The first aggregate is the physical factor while the rest four are the mental factors. These are not permanent and are changing constantly for example, a person reacts today to a particular situation with pleasure but tomorrow he may not react to the same situation with pleasure. The following example will make the whole process clear to the reader.

Suppose a woman goes on a wild safari. She explores the forest and her eyes come into contact with a visible object (Rupa). She focuses her attention on that object (Vedanna) and her consciousness gets aware of it as well but the object is not determined yet. Her aggregate of perception (Sanna) will then determine that it is, say, a tiger. After that, she will respond to that object with the aggregate feeling of displeasure or fear. She will react to the object with the aggregate of mental formation (Sankharas) followed by the action of running away or picking up a stone or anything else (Vinnana). In this way, the process of Panch-Khanda gets completed.

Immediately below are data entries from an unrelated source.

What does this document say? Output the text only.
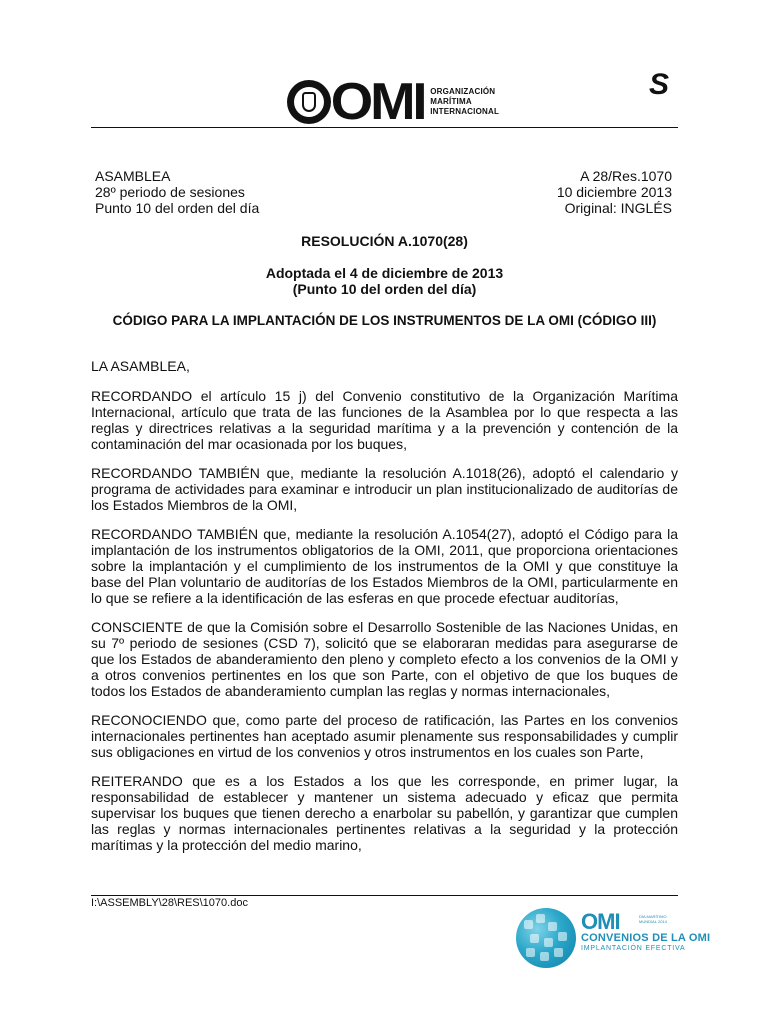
OMI ORGANIZACIÓN
MARÍTIMA
INTERNACIONAL
S
ASAMBLEA
28º periodo de sesiones
Punto 10 del orden del día
A 28/Res.1070
10 diciembre 2013
Original: INGLÉS
RESOLUCIÓN A.1070(28)
Adoptada el 4 de diciembre de 2013
(Punto 10 del orden del día)
CÓDIGO PARA LA IMPLANTACIÓN DE LOS INSTRUMENTOS DE LA OMI (CÓDIGO III)
LA ASAMBLEA,
RECORDANDO el artículo 15 j) del Convenio constitutivo de la Organización Marítima Internacional, artículo que trata de las funciones de la Asamblea por lo que respecta a las reglas y directrices relativas a la seguridad marítima y a la prevención y contención de la contaminación del mar ocasionada por los buques,
RECORDANDO TAMBIÉN que, mediante la resolución A.1018(26), adoptó el calendario y programa de actividades para examinar e introducir un plan institucionalizado de auditorías de los Estados Miembros de la OMI,
RECORDANDO TAMBIÉN que, mediante la resolución A.1054(27), adoptó el Código para la implantación de los instrumentos obligatorios de la OMI, 2011, que proporciona orientaciones sobre la implantación y el cumplimiento de los instrumentos de la OMI y que constituye la base del Plan voluntario de auditorías de los Estados Miembros de la OMI, particularmente en lo que se refiere a la identificación de las esferas en que procede efectuar auditorías,
CONSCIENTE de que la Comisión sobre el Desarrollo Sostenible de las Naciones Unidas, en su 7º periodo de sesiones (CSD 7), solicitó que se elaboraran medidas para asegurarse de que los Estados de abanderamiento den pleno y completo efecto a los convenios de la OMI y a otros convenios pertinentes en los que son Parte, con el objetivo de que los buques de todos los Estados de abanderamiento cumplan las reglas y normas internacionales,
RECONOCIENDO que, como parte del proceso de ratificación, las Partes en los convenios internacionales pertinentes han aceptado asumir plenamente sus responsabilidades y cumplir sus obligaciones en virtud de los convenios y otros instrumentos en los cuales son Parte,
REITERANDO que es a los Estados a los que les corresponde, en primer lugar, la responsabilidad de establecer y mantener un sistema adecuado y eficaz que permita supervisar los buques que tienen derecho a enarbolar su pabellón, y garantizar que cumplen las reglas y normas internacionales pertinentes relativas a la seguridad y la protección marítimas y la protección del medio marino,
I:\ASSEMBLY\28\RES\1070.doc
OMI	DÍA MARÍTIMO MUNDIAL 2014
CONVENIOS DE LA OMI
IMPLANTACIÓN EFECTIVA
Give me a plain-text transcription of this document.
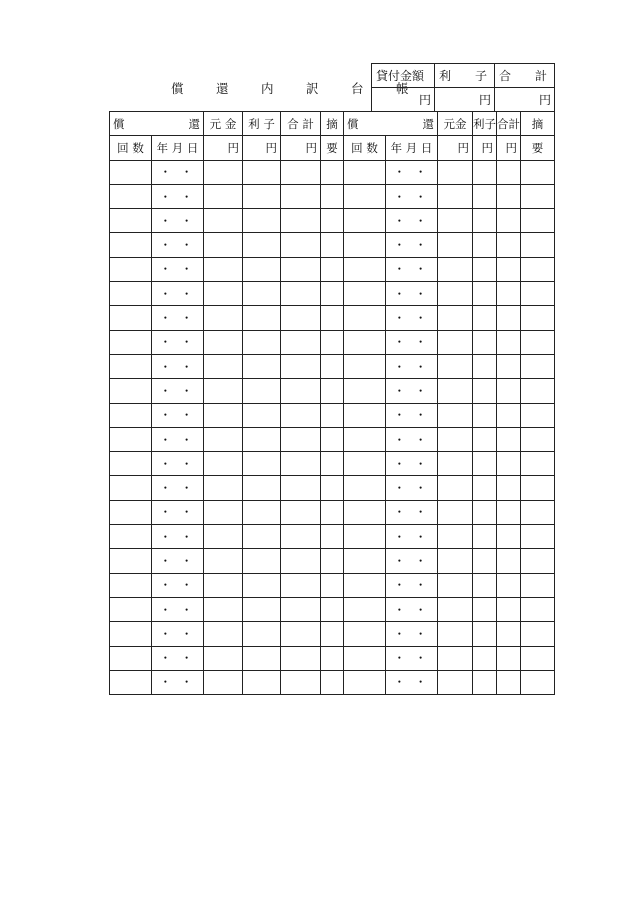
償　還　内　訳　台　帳
貸付金額	利　　子	合　　計
円	円	円
償 還		元 金	利 子	合 計	摘	償 還		元金	利子	合計	摘
回 数	年 月 日	円	円	円	要	回 数	年 月 日	円	円	円	要
	・ ・						・ ・				
	・ ・						・ ・				
	・ ・						・ ・				
	・ ・						・ ・				
	・ ・						・ ・				
	・ ・						・ ・				
	・ ・						・ ・				
	・ ・						・ ・				
	・ ・						・ ・				
	・ ・						・ ・				
	・ ・						・ ・				
	・ ・						・ ・				
	・ ・						・ ・				
	・ ・						・ ・				
	・ ・						・ ・				
	・ ・						・ ・				
	・ ・						・ ・				
	・ ・						・ ・				
	・ ・						・ ・				
	・ ・						・ ・				
	・ ・						・ ・				
	・ ・						・ ・				
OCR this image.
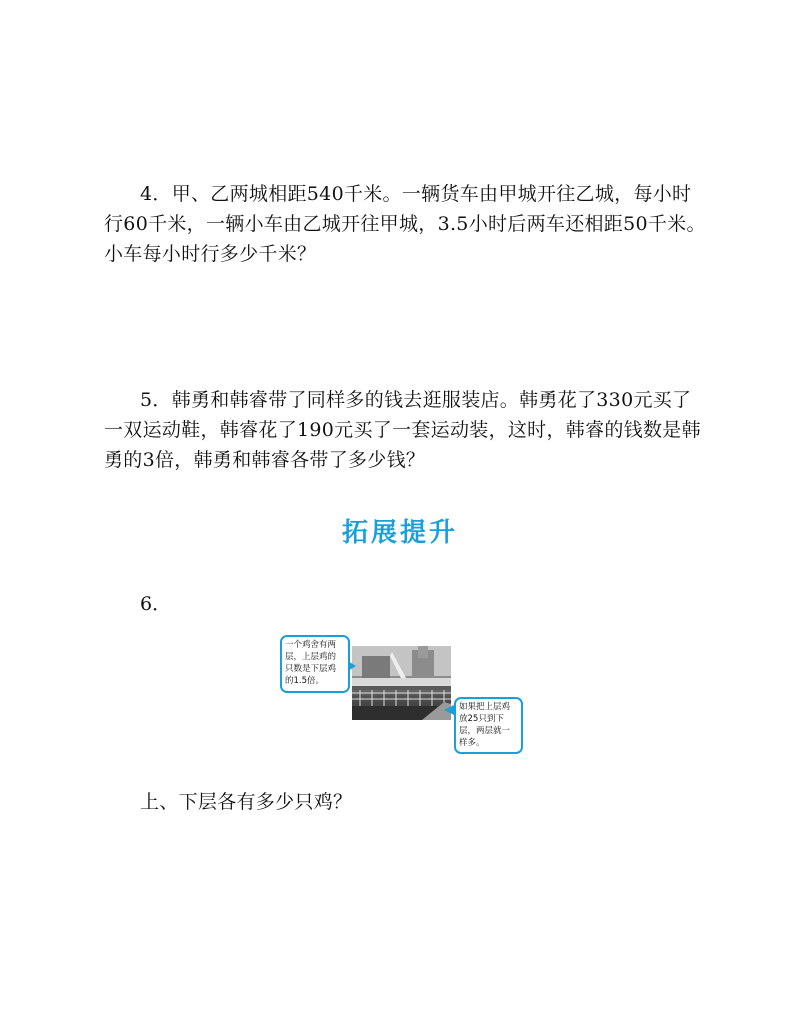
4．甲、乙两城相距540千米。一辆货车由甲城开往乙城，每小时
行60千米，一辆小车由乙城开往甲城，3.5小时后两车还相距50千米。
小车每小时行多少千米？

5．韩勇和韩睿带了同样多的钱去逛服装店。韩勇花了330元买了
一双运动鞋，韩睿花了190元买了一套运动装，这时，韩睿的钱数是韩
勇的3倍，韩勇和韩睿各带了多少钱？

拓展提升
6．
一个鸡舍有两
层，上层鸡的
只数是下层鸡
的1.5倍。
如果把上层鸡
放25只到下
层，两层就一
样多。
上、下层各有多少只鸡？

Mahatma Buddha stresses that the utility of the Five Aggregates is to make people understand them in terms of impersonal processes and through this understanding, they can get rid of the idea of the self and can overcome hope and fear.

“They can regard happiness and pain, praise and blame, and all the rest wit equanimity, with even-mindedness, and thus will then no longer be subject to the imbalance of alternating between hope and fear”.